According to a Church welfare report, tens of millions of people were impacted by Hurricane Irene as it traveled through the Caribbean and along 1,100 miles of U.S. coastline. All missionaries in the affected areas are safe and accounted for and no deaths or injuries have been reported among members.
In the Dominican Republic, members have had their homes damaged or destroyed and have been evacuated to meetinghouses. Members in the United States, Puerto Rico, the Bahamas and Dominican Republic are assisting with clean-up efforts and the Church is providing relief supplies to affected areas.

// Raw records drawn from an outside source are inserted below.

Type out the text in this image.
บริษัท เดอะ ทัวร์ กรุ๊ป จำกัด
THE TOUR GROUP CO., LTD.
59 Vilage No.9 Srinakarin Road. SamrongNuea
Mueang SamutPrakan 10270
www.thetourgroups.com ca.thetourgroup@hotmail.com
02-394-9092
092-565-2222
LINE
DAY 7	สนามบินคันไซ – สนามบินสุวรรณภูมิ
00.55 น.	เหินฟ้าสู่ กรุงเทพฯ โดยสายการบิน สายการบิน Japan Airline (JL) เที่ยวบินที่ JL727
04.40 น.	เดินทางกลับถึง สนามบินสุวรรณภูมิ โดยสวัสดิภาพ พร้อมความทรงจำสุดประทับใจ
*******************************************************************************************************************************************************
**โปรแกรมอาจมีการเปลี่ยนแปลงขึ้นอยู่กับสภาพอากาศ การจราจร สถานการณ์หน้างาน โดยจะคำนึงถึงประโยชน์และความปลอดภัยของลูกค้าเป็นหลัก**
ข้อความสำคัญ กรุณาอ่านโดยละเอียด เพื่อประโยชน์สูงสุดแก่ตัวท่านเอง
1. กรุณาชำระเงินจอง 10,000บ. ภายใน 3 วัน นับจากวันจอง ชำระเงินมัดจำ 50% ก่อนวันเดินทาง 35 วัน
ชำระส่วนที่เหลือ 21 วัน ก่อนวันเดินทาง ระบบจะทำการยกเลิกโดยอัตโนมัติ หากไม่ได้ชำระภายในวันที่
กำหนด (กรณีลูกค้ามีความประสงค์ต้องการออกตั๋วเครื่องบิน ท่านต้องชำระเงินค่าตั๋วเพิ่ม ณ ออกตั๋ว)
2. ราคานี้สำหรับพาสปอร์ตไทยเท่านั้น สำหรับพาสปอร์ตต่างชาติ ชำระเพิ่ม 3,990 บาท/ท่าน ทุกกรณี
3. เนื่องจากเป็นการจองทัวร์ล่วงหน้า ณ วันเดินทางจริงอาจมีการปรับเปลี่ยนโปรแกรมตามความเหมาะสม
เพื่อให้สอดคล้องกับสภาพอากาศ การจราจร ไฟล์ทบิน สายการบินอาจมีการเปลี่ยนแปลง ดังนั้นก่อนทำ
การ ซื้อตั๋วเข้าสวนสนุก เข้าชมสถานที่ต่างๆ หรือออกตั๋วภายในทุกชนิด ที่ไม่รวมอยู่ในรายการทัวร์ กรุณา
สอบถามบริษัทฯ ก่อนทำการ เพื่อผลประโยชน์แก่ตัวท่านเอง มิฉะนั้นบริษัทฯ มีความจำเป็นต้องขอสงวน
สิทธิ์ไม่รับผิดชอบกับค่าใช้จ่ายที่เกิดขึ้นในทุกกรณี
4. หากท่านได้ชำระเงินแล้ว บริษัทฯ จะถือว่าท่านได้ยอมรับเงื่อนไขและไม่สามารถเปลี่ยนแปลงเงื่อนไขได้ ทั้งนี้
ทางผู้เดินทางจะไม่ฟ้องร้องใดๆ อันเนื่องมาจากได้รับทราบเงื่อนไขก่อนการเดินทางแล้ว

At least 26 deaths in the United States have been attributed to the storm with power outages from North Carolina to Vermont. The largest storm to hit the U.S. in three years,
Hurricane Irene struck land Saturday, Aug. 27, near Cape Lookout, N.C. Several states had storm surges as high as eight feet. As many as 6 million people in 12 states were without power over the weekend as wind, water and trees caused damage to many communities. Power in some locations is expected to be out for at least one to two weeks. The estimated clean-up costs are expected to exceed $7 billion in the United States alone.
In North Carolina, the hardest-hit area in the states, Kinston North Carolina Stake President David C. Walker had damage to his house. He told of his family going to the attic with buckets trying to keep the water out of the house but also praying.
"There was just a sense that together our family could weather any storm," he said. "I think it brought home that spiritual preparedness goes together with temporal preparedness. If you are lacking in one of those areas you don't feel complete."
The eye of the hurricane passed through the Kinston stake but President Walker said the members were prepared. He said trucks will bring supplies from the bishop's storehouse at Tucker, Ga., near Atlanta, and it will be a good missionary tool "to show that Latter-day Saints are Christians, that we are partners and we are here to help."
Stake President Matthew S. Harding of the Raleigh North Carolina Stake said that he sent an email to the bishops in the stake and asked them to join their faith in prayer that the storm would move east. By the time the hurricane hit landfall it had tempered to a Category 1 hurricane.
"I can tell you that prayers were answered," said President Harding.